The Final
- Fundamentals, reception.
- American live action feature length film, rated R, 92 minutes, 2010, horror, thriller, drama.
- IMDB: 5.4/10.0 from 6,710 users. Estimated budget, 1 million USD.
- Rotten Tomatoes: 13% on the meter; 33% from 863 audience ratings.
- Netflix: 3.4/5.0 from 294,731 users.
- Directed by: Joey Stewart. Written by: Jason Kabolati.
- Starring: Marc Donato as Dane, Jascha Washington as Kurtis, Whitney Hoy as Bridget, Justin Bradley as Bradley, Lindsey Seidel as Emily, Julin as Heather.
- Setup and Plot
- The opening is in black and white, and is nicely done. It seems to set up a revenge motive.
- The shift to now and full color was a big one.
- In a history class, the teacher quotes 'There was a price to pay for your actions,' from the past in China.

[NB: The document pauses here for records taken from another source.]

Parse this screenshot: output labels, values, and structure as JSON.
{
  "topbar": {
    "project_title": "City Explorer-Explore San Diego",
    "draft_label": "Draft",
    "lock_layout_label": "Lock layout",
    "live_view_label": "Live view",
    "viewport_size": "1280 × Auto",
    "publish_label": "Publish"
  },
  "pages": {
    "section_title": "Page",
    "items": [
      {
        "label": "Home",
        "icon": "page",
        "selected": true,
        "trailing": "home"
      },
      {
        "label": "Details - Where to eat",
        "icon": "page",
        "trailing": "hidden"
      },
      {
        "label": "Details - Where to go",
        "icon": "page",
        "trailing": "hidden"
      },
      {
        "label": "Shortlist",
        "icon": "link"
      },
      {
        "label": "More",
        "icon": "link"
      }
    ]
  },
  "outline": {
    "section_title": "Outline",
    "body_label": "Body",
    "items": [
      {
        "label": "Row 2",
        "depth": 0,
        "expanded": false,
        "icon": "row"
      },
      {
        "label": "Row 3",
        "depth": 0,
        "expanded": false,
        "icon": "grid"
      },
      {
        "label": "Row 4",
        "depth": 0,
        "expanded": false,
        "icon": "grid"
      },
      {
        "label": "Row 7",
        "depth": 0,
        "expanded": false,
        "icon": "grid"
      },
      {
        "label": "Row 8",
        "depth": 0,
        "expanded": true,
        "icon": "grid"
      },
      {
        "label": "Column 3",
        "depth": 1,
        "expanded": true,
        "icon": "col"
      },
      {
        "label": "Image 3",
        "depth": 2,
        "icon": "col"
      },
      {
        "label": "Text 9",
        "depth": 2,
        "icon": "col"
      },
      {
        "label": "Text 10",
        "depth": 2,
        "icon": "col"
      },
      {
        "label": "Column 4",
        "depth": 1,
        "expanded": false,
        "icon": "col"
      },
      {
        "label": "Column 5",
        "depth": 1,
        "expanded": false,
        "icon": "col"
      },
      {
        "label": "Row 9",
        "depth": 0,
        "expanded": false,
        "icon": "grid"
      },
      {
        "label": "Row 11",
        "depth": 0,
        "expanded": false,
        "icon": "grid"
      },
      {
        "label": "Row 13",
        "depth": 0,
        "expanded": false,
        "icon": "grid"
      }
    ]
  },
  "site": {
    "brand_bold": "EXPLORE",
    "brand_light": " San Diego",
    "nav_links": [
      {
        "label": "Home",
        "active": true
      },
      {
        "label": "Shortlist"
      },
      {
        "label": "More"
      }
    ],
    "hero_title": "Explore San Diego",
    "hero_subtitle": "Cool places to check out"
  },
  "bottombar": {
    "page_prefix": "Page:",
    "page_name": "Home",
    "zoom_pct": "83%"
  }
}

- The setup is pretty clear. The cool boys are big, heavy, strong, violent; they are entitled bullies and thieves to the core. The uncool boys are smaller, perhaps decent at some time in their lives, and vulnerable to the cool boys. The cool girls have ample bosoms, expensive clothes, no shame, and plenty of contempt for girls they think of as uncool.
- The uncool boys and girls plot revenge based in the present, and the viewer is expected to enjoy it based on the imbalances exposed in the narrative. Filmed in Dallas? Not a surprise there. It is odd that Texas accents are largely absent.
- There's a party where the uncool kids spiked the drinks. They chain up all the cool kids.
- "The good news is, we don't plan to kill you. The bad news is, you will wish that we had." Unfortunately, the uncool kids talk too much.
- The rest of the film is about torture and death, plus a little hunting humans at night in the woods.
- The plot is pretty thin, in other words. The middle part is overly long and slow. Get on with it.
- Conclusions
- One sentence summary: High school in Dallas: the uncool ambush the cool with too many speeches.
- Three stars of five.
- Scores
- Cinematography: 10/10 Absolutely beautiful. Unfortunately, degenerate teens are onscreen almost all the time. Still, the visuals are extra fine in HD streamed from Netflix. The film looked mediocre at best on standard definition when I saw it the first time on satellite TV.
- Sound: 10/10 Fine. There is music, but it is not leveled up 20db, which is all too common.
- Acting: 6/10 OK given the screenplay.
- Screenplay: 4/10 The adults are largely absent or impotent or complicit or corrupt. The teens are shallow and entitled and violent. Got it. There's about 15 minutes of plot spread over 92 minutes. An uncool adult (Vietnam hero screwed over by American society) does show a minor counter-current of integrity toward the end.